Published time: December 09, 2013 22:39 Get short URL (http://rt.com/usa/prison-population-grows-thirty-963/)

http://rt.com/files/news/21/70/30/00/prison-population-grows-thirty.si.jpg AFP Photo / Bill Pugliano

The number of Americans incarcerated in federal prisons throughout the country has increased by nearly 30 percent over the past ten years, according to a new report by an investigative arm of Congress.

The Government Accountability Office (GAO) report released Monday attributed the 27 percent surge in prison population to mandatory sentencing minimums. The practice, in which a judge's discretion is almost completely removed from the sentencing process, mandates that nonviolent drug offenders are given pre-determined sentences. Critics have asserted that those prison terms are needlessly harsh and can put someone who presents no physical threat to society behind bars for decades.

“The Department of Justice's (OJ) Federal Bureau of Prisons (BOP) is responsible for the custody and care of over 219,000 federal inmates – a population that has grown by 27 percent in the past decade,” the GAO report states. “BOP is composed of 119 institutions, 6 regional offices, 2 staff training centers, 22 residential reentry management offices (previously called community corrections offices), and a central office in Washington DC.

“With a fiscal year 2013 operating budget of about $6.5 billion – the second-largest budget within DOJ – BOP projects that its costs will increase as the federal prison population grows through 2018...A variety of factors contribute to the size of BOP's population. These include national crime levels, law enforcement policies, and federal sentencing laws, all of which are beyond BOP's control,” the report continued.

Punishment for the same crime has become much more severe over the past quarter-century, according to a study released earlier this year by the Urban Institute. Drug offenders arrested in 1974 were facing an average of 38.5 months, yet if someone was charged with a similar crime in 2011 they would have faced an average of 74 months.
Prison populations only swelled during that time. Just 50 percent of convicted drug offenders were sentenced to prison in 1986, but that percentage jumped 40 points to a 90 percent likelihood in 2011.

Such numbers are relevant not only to drug users and their families, but also American taxpayers who foot the bill for the swelling incarceration rate.
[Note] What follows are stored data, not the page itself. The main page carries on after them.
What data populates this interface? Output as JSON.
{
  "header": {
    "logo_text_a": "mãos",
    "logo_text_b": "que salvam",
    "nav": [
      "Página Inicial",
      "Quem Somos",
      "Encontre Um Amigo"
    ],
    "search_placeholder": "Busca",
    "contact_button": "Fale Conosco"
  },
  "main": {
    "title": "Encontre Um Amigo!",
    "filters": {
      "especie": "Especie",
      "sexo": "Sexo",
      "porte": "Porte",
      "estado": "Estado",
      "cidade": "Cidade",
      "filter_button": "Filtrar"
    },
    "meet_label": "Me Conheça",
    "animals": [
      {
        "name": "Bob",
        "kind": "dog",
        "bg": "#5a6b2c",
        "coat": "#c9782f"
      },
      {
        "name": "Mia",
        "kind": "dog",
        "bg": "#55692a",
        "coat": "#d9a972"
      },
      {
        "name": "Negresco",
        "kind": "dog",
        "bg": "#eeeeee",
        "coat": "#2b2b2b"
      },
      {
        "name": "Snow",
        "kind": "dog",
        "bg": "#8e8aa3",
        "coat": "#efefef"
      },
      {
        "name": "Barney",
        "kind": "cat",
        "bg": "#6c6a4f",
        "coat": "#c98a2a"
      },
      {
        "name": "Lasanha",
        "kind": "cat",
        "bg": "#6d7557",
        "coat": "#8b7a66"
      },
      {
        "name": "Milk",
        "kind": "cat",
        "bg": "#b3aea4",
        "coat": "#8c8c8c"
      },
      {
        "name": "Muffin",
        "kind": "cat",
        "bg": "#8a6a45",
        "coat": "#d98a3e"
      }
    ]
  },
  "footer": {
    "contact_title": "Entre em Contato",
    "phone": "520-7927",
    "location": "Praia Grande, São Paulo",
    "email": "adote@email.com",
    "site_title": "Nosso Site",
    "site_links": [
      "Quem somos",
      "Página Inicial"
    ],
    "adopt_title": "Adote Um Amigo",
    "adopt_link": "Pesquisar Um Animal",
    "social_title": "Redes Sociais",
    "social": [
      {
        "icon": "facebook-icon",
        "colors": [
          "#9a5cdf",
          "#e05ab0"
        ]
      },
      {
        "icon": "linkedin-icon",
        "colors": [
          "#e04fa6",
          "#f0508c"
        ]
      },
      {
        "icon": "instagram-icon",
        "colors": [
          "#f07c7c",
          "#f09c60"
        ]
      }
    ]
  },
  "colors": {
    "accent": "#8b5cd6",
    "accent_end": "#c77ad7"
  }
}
The Justice Department's budget for the federal prison system increased from $5 billion in 2008 to $6.9 billion today. Of that total, $2.5 billion is meant for inmate programs such as drug treatment, “psychology services,” and $435 million for food services.

Signaling the Obama administration's awareness of the growing problem, US Attorney General Eric Holder announced in August of this year that the Justice Department would no longer pursue prison time for nonviolent drug offenders. He also called on federal prosecutors to charge suspects in ways that do not automatically trigger mandatory minimum sentencing.
Holder said that the War on Drugs of past decades now means “too many Americans go to too many prisons for far too long, and for no truly good law enforcement reason.”

mick silver
10th December 2013, 07:56 AM
and $435 million for food services. it look like they can longer grow the food they need are raise beef are pigs . i guess going to class are taking drug classes are better , how about working for you food an needs . hard labor . i am not saying being in jail for drugs are right , but they are there so they need to work for food are learn a trade

Silver Rocket Bitches!
10th December 2013, 08:10 AM
Corrections Corporation of America (CCA (http://www.google.com/finance?cid=143893)) is trading today on the New York Stock Exchange at just under $35.00/share. The company went public in 1986 at $9/share. According to their March 2013 Investor Report, CCA is the largest privatized prison company with 44 percent of the market share, including partnership prisons where they are engaged in various business relationships with the states and the federal government for property development, property management, or prison services. They boast that these partnership arrangements have absorbed 100 percent of the inmate population growth from 2008-2011. Attractive investment characteristics listed in their power point to investors off their take on investment pluses. Advantage to investment in CCA nclude: the affirmation that future bed shortages are likely and will drive demand higher, an increasing interest in selling government-owned facilities to private owner-operators, an avoidance of the "high risk" juvenile business, and the notion that revenue is calculated per occupant not per room. In addition, certain contracts with state and local governments provide occupancy guarantees.
One major slide appears with this title in large letters: "filling vacant beds drives earnings." In the smaller print one reads, "Actual operating occupancy can be significantly higher than standard operating capacity." A vacant bed waiting to be filled only costs them $1,000 per bed per year. The numbers in even smaller print indicate if CCA was able to fill the roughly 20,000 available beds in their facilities as of January 1, 2013 their profit would increase $117 million dollars; profit defined as total facility revenue less facility operating expense. $117 million dollar incentive to fill vacant prison beds...mass incarceration, mass profit.
The Board of Directors are listed on the website of Corrections Corporation of America. The optics of an overwhelmingly white board of directors, with an executive leadership team dominated by white men leading an ever-rising profit making effort that relies on repeat offenders and mass incarceration of minority populations, well, it may be capitalism, but the optics are chilling and the irony of a justice system where commitment to rehabilitation and community reentry is replaced by a commitment to dividends and share price and keeping beds full, that's not ironic, it's just sinful.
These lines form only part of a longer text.